3. Questions to the Assembly Commission – in the Senedd on 6 March 2019.
2. Will the Commission make a statement on the next steps for the Youth Parliament? OAQ53489
I was privileged to chair the inspiring first meeting of the Welsh Youth Parliament here in the Siambr a little over a week ago. Perhaps Members will be aware that the Youth Parliament formally agreed three priority issues to pursue: emotional and mental health support was one of those; littering and plastic waste is another; and also life skills in the curriculum. Commission staff and the 60 Welsh Youth Parliament Members will meet next in the regions in April to devise a plan to engage with young people across Wales on the priority issues chosen by them.
Thank you, Llywydd. I was very sorry to miss the first meeting. I was intending to be here but a family emergency took me away. I, like I'm sure many other Members, have been looking at some of the speeches online and I'm incredibly impressed by the quality and the depth and also the honesty of the young people's contributions. I'm very pleased to see that the work streams that they've chosen are being taken forward so quickly. What consideration is being given to putting the Youth Parliament together with the Assembly's committees and forming some kind of more formal link? I know that many Members are meeting our individual Youth Parliament representatives, but it seems to me there is an opportunity there potentially for the young people to help us set some of our agendas in our committee work and in our scrutiny of the Welsh Government.
I am aware that there were discussions during the weekend residential that encompassed the formal meeting of the Welsh Youth Parliament on how the young people wanted to have an impact on the policy priorities that they had voted on. It is for them to decide how they want to make that impact, but certainly there is a very easy way of ensuring that in some of the committee work that's being done in this place, which may well mirror some of the priorities that the young people chose—that we facilitate, as part of our ongoing work with the 60 young parliamentarians, the way that they can make those important links to feed into actual policy making via committees and ultimately Welsh Government and National Assembly.

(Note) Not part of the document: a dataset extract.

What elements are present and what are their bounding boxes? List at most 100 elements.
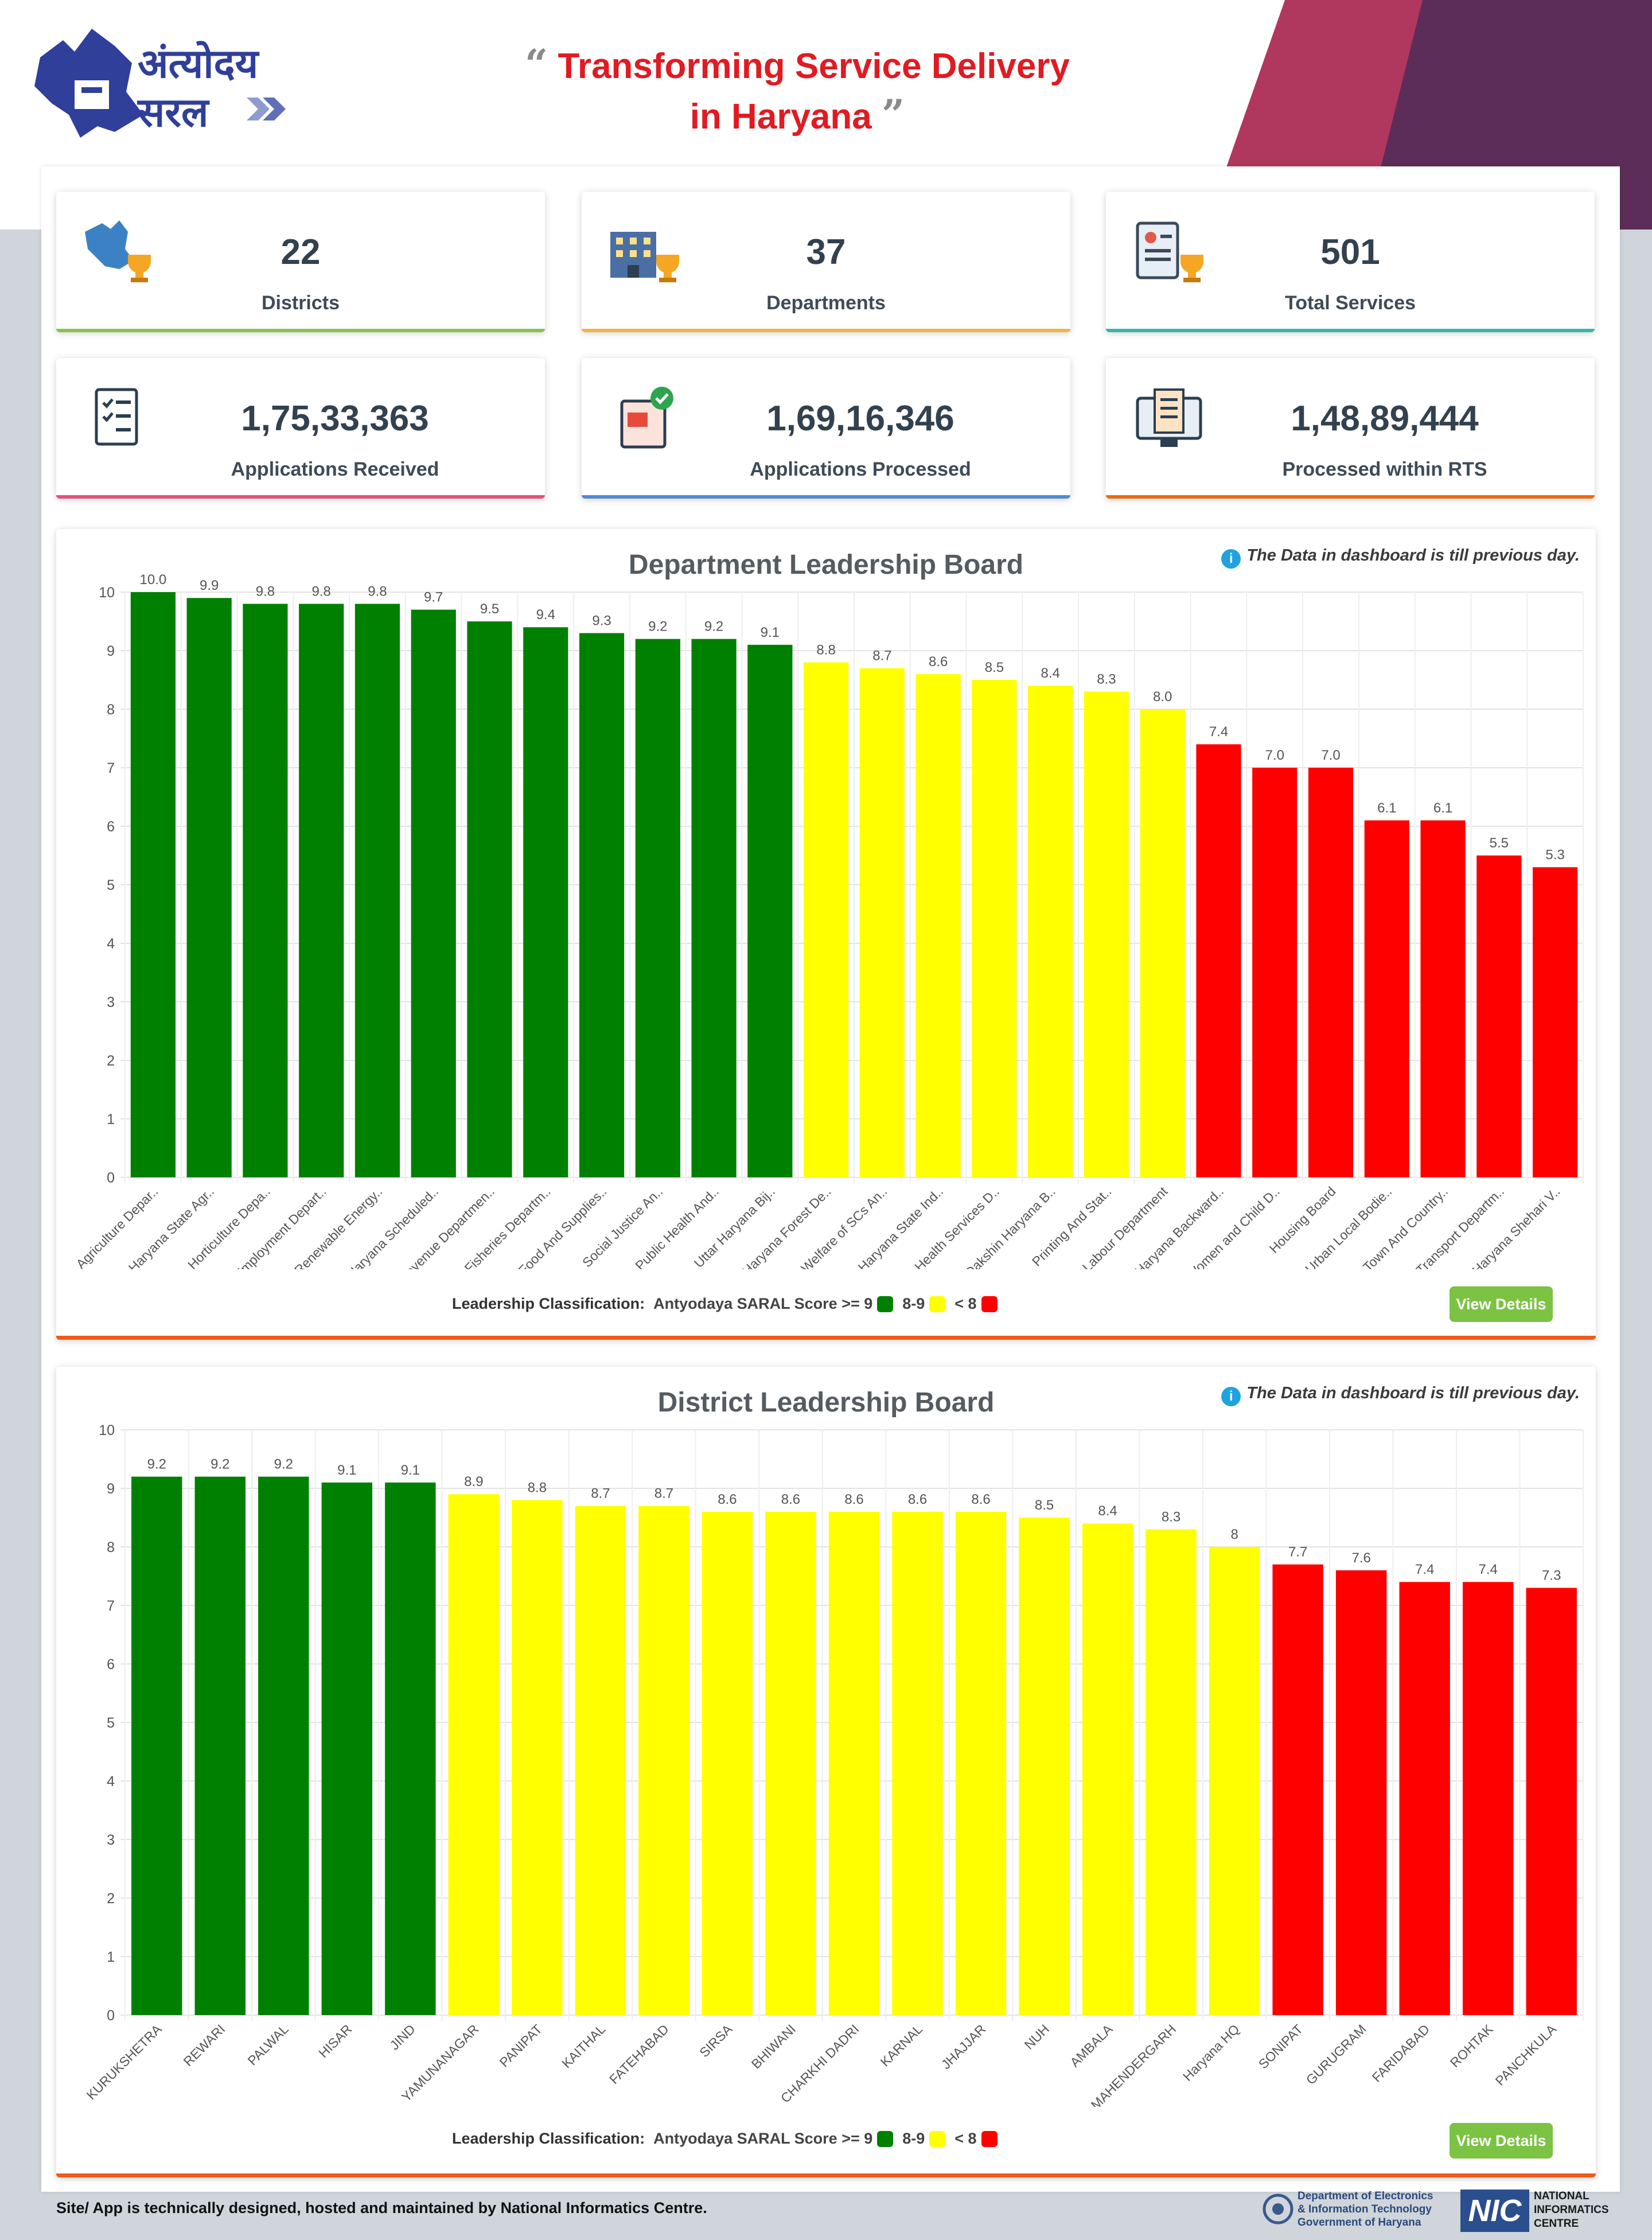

I think it's difficult for anyone not to be inspired, really, by what we saw that weekend. It was a phenomenal and historic success and I was particularly pleased that two of the areas that have been identified as priorities—the life skills in the curriculum and the emotional and mental health of children and young people—are issues that the Children, Young People and Education Committee are already taking a very keen interest in and are prioritising ourselves. Of course, it's for the young people to decide how they take their work programme forward, and I'm mindful also of your answer to Helen Mary Jones, but in areas where the committees are already working on particular topics, what particular consideration has been given to ensuring that the committees and the Youth Parliament Members can work together if that is what they would like to do?
When I was here chairing the discussion on mental health and young people, in the inspiring contributions from so many of the young parliamentarians on that issue, I was reminded of course of the work that your committee, Lynne, had done on mental health issues. There's a very clear early relationship there so they can feed into the continuation of your work as a committee. So, I think that my officials are already looking to create the relationship between the young parliamentarians, especially those who want to work on this particular issue, and your committee, and that's a very natural relationship. I am absolutely convinced that your committee will benefit from the very real-life experiences that these young champions want to progress.